A major limitation of the findings was discussed previously (Kandala et al., 2008
; Garcia-Calleja et. al., 2006
). Residual spatial distributions of risk of HIV infection might be influenced by model variable selection. Urban/rural location and province are both chosen as explanatory factors in the geo-additive regression model. However, it is possible that place of residence (urban/rural location) shared the effect of geographic distribution of the regions (provinces), especially in Lusaka and Copperbelt, as these areas are highly urbanized and almost one-half of the country’s population is concentrated in these few urban zones. It is worth investigating this issue further if one has several factors included in HIV/AIDS studies. It was not possible to confirm or disprove the above statement in our study since we had only a limited set of variables (province, urban/rural residence and gender).

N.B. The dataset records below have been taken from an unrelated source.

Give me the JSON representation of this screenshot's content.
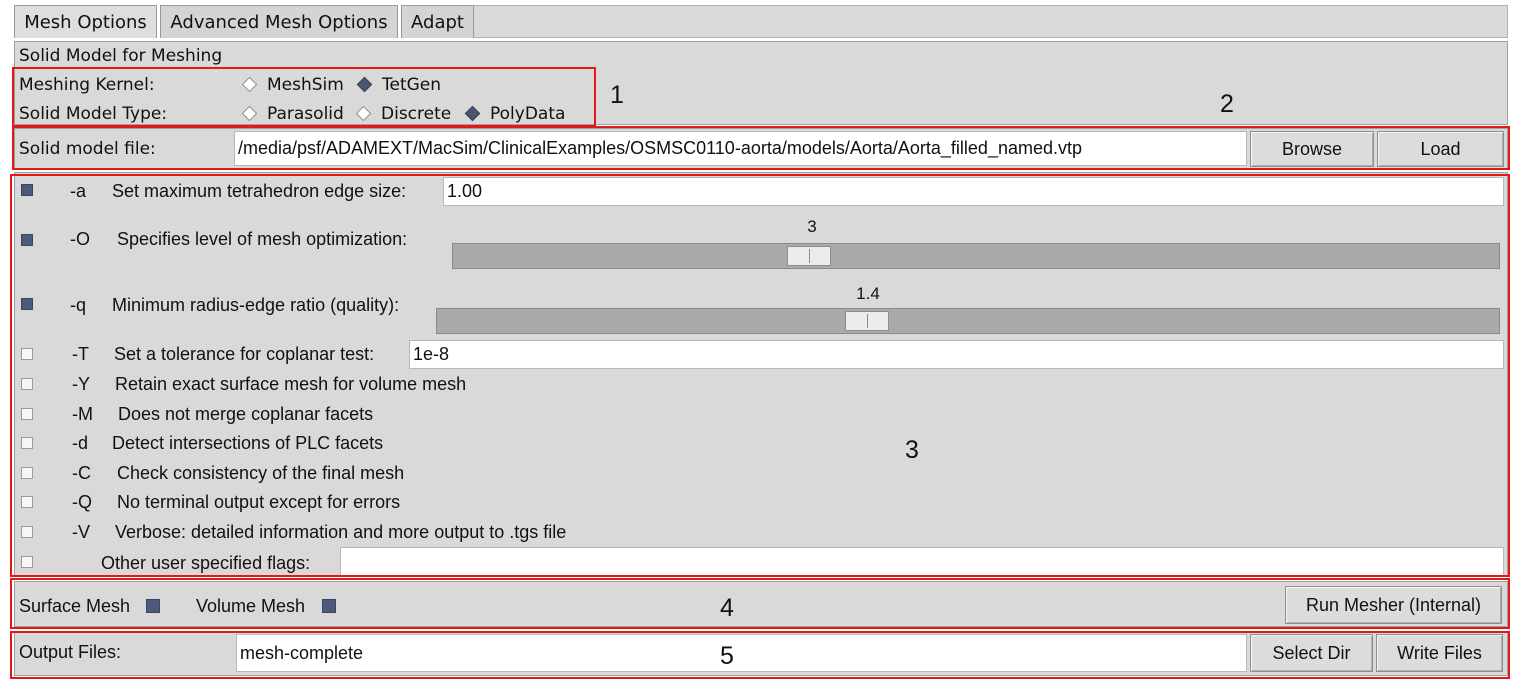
{
  "tabs": [
    {
      "label": "Mesh Options"
    },
    {
      "label": "Advanced Mesh Options"
    },
    {
      "label": "Adapt"
    }
  ],
  "solid_model": {
    "section_title": "Solid Model for Meshing",
    "kernel_label": "Meshing Kernel:",
    "kernel_options": [
      {
        "label": "MeshSim",
        "selected": false
      },
      {
        "label": "TetGen",
        "selected": true
      }
    ],
    "type_label": "Solid Model Type:",
    "type_options": [
      {
        "label": "Parasolid",
        "selected": false
      },
      {
        "label": "Discrete",
        "selected": false
      },
      {
        "label": "PolyData",
        "selected": true
      }
    ],
    "file_label": "Solid model file:",
    "file_value": "/media/psf/ADAMEXT/MacSim/ClinicalExamples/OSMSC0110-aorta/models/Aorta/Aorta_filled_named.vtp",
    "browse_label": "Browse",
    "load_label": "Load"
  },
  "options": {
    "a": {
      "flag": "-a",
      "label": "Set maximum tetrahedron edge size:",
      "value": "1.00",
      "checked": true
    },
    "O": {
      "flag": "-O",
      "label": "Specifies level of mesh optimization:",
      "value": "3",
      "checked": true
    },
    "q": {
      "flag": "-q",
      "label": "Minimum radius-edge ratio (quality):",
      "value": "1.4",
      "checked": true
    },
    "T": {
      "flag": "-T",
      "label": "Set a tolerance for coplanar test:",
      "value": "1e-8",
      "checked": false
    },
    "Y": {
      "flag": "-Y",
      "label": "Retain exact surface mesh for volume mesh",
      "checked": false
    },
    "M": {
      "flag": "-M",
      "label": "Does not merge coplanar facets",
      "checked": false
    },
    "d": {
      "flag": "-d",
      "label": "Detect intersections of PLC facets",
      "checked": false
    },
    "C": {
      "flag": "-C",
      "label": "Check consistency of the final mesh",
      "checked": false
    },
    "Q": {
      "flag": "-Q",
      "label": "No terminal output except for errors",
      "checked": false
    },
    "V": {
      "flag": "-V",
      "label": "Verbose: detailed information and more output to .tgs file",
      "checked": false
    },
    "other": {
      "label": "Other user specified flags:",
      "value": "",
      "checked": false
    }
  },
  "mesh_run": {
    "surface_label": "Surface Mesh",
    "surface_checked": true,
    "volume_label": "Volume Mesh",
    "volume_checked": true,
    "run_label": "Run Mesher (Internal)"
  },
  "output": {
    "label": "Output Files:",
    "value": "mesh-complete",
    "select_dir_label": "Select Dir",
    "write_files_label": "Write Files"
  },
  "annotations": [
    "1",
    "2",
    "3",
    "4",
    "5"
  ],
  "colors": {
    "highlight_box": "#e01919",
    "panel_bg": "#d9d9d9",
    "check_on": "#4a5a78"
  }
}
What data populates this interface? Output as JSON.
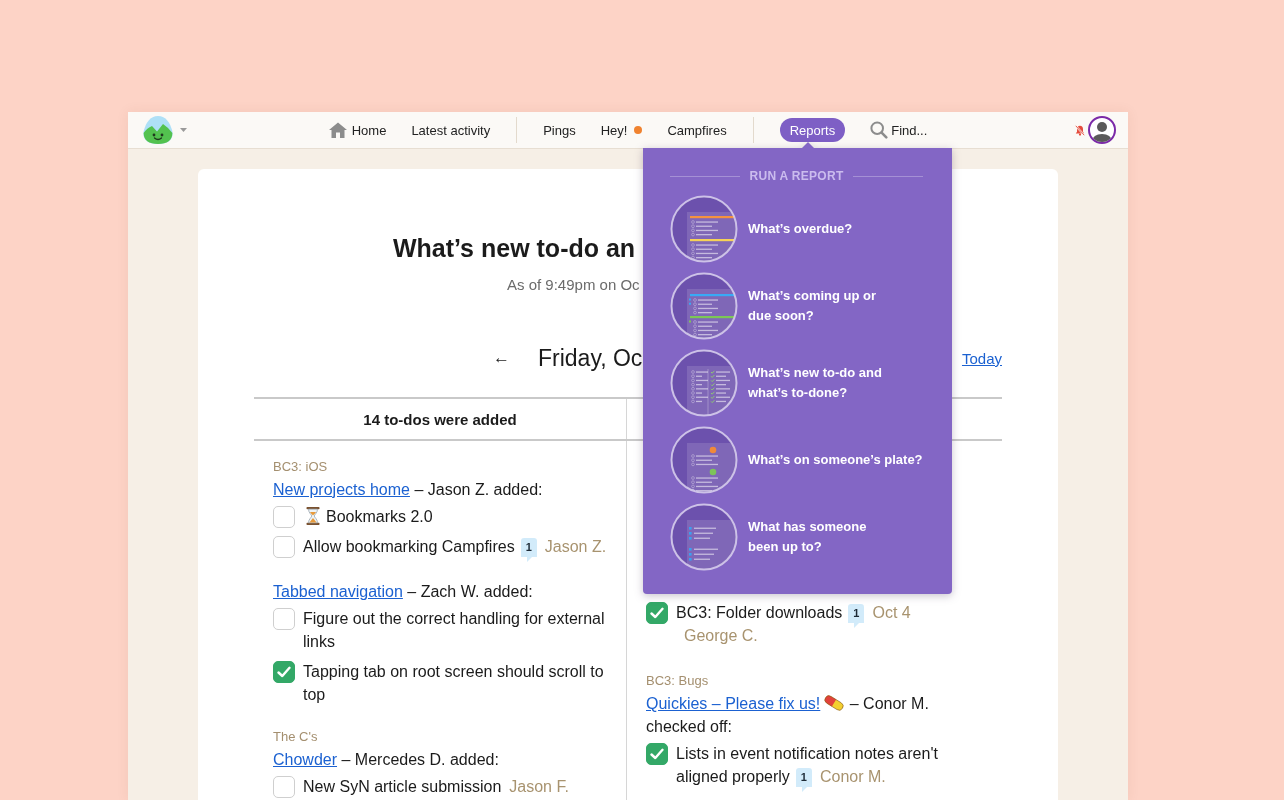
{
  "nav": {
    "groups": [
      {
        "items": [
          {
            "kind": "home",
            "label": "Home",
            "selected": false,
            "unread": false
          },
          {
            "kind": "link",
            "label": "Latest activity",
            "selected": false,
            "unread": false
          }
        ]
      },
      {
        "items": [
          {
            "kind": "link",
            "label": "Pings",
            "selected": false,
            "unread": false
          },
          {
            "kind": "link",
            "label": "Hey!",
            "selected": false,
            "unread": true
          },
          {
            "kind": "link",
            "label": "Campfires",
            "selected": false,
            "unread": false
          }
        ]
      },
      {
        "items": [
          {
            "kind": "link",
            "label": "Reports",
            "selected": true,
            "unread": false
          },
          {
            "kind": "search",
            "label": "Find...",
            "selected": false,
            "unread": false
          }
        ]
      }
    ],
    "notifications_off": true
  },
  "report_menu": {
    "heading": "RUN A REPORT",
    "items": [
      {
        "kind": "overdue",
        "lines": [
          "What’s overdue?"
        ]
      },
      {
        "kind": "upcoming",
        "lines": [
          "What’s coming up or",
          "due soon?"
        ]
      },
      {
        "kind": "todone",
        "lines": [
          "What’s new to-do and",
          "what’s to-done?"
        ]
      },
      {
        "kind": "assignments",
        "lines": [
          "What’s on someone’s plate?"
        ]
      },
      {
        "kind": "activity",
        "lines": [
          "What has someone",
          "been up to?"
        ]
      }
    ]
  },
  "report": {
    "title": "What’s new to-do an",
    "subtitle": "As of 9:49pm on Oc",
    "previous": "←",
    "date": "Friday, Oc",
    "today": "Today",
    "columns": [
      {
        "heading": "14 to-dos were added",
        "groups": [
          {
            "project": "BC3: iOS",
            "kind": "plain",
            "list": "New projects home",
            "action": "– Jason Z. added:",
            "todos": [
              {
                "kind": "hourglass",
                "text": "Bookmarks 2.0",
                "checked": false
              },
              {
                "kind": "plain",
                "text": "Allow bookmarking Campfires",
                "checked": false,
                "comments": "1",
                "person": "Jason Z."
              }
            ]
          },
          {
            "kind": "plain",
            "list": "Tabbed navigation",
            "action": "– Zach W. added:",
            "todos": [
              {
                "kind": "plain",
                "text": "Figure out the correct handling for external links",
                "checked": false
              },
              {
                "kind": "plain",
                "text": "Tapping tab on root screen should scroll to top",
                "checked": true
              }
            ]
          },
          {
            "project": "The C's",
            "kind": "plain",
            "list": "Chowder",
            "action": "– Mercedes D. added:",
            "todos": [
              {
                "kind": "plain",
                "text": "New SyN article submission",
                "checked": false,
                "person": "Jason F."
              }
            ]
          }
        ]
      },
      {
        "groups": [
          {
            "todos": [
              {
                "kind": "plain",
                "text": "BC3: Folder downloads",
                "checked": true,
                "comments": "1",
                "due": "Oct 4",
                "person": "George C."
              }
            ]
          },
          {
            "project": "BC3: Bugs",
            "kind": "pill",
            "list": "Quickies – Please fix us!",
            "action": "– Conor M. checked off:",
            "todos": [
              {
                "kind": "plain",
                "text": "Lists in event notification notes aren't aligned properly",
                "checked": true,
                "comments": "1",
                "person": "Conor M."
              }
            ]
          }
        ]
      }
    ]
  }
}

It is worth mentioning some of the advantages of the approach described above over more conventional approaches like regression models with fixed or random province effects; or standard 2-level multilevel modelling with unstructured spatial effects. Most studies of HIV/AIDS prevalence astonishingly neglect the geographic location, spatial autocorrelation, and nonlinear effects of covariates, which in our view is likely to result in misleading conclusions regarding the prevalence of the disease. Additionally, and more importantly, the impact of this neglect is an underestimation of standard errors of the fixed effects which in turn inflates the apparent significance of the estimates. Our analysis included this correlation structure and accounted for the dependence of neighbouring provinces in the model. Since ZDHS data are based on a random sample within communities, the structured component introduced here allows us to ‘borrow strength’ from neighbouring clusters in order to cope with the sample variation of province effect and obtain estimates for areas that may have had inadequate sample sizes or be unsampled. This gives more reliable estimates of the fixed effect standard errors. A failure to take into account the posterior uncertainty in the spatial location (province) would overestimate the precision of the prediction of HIV prevalence in regions with inadequate sample size. Controlling for important risk factors such as geographical location (spatial auto-correlation) arising from the population mobility (migration), age structure of the population, and gender gave estimates of prevalence that are statistically robust.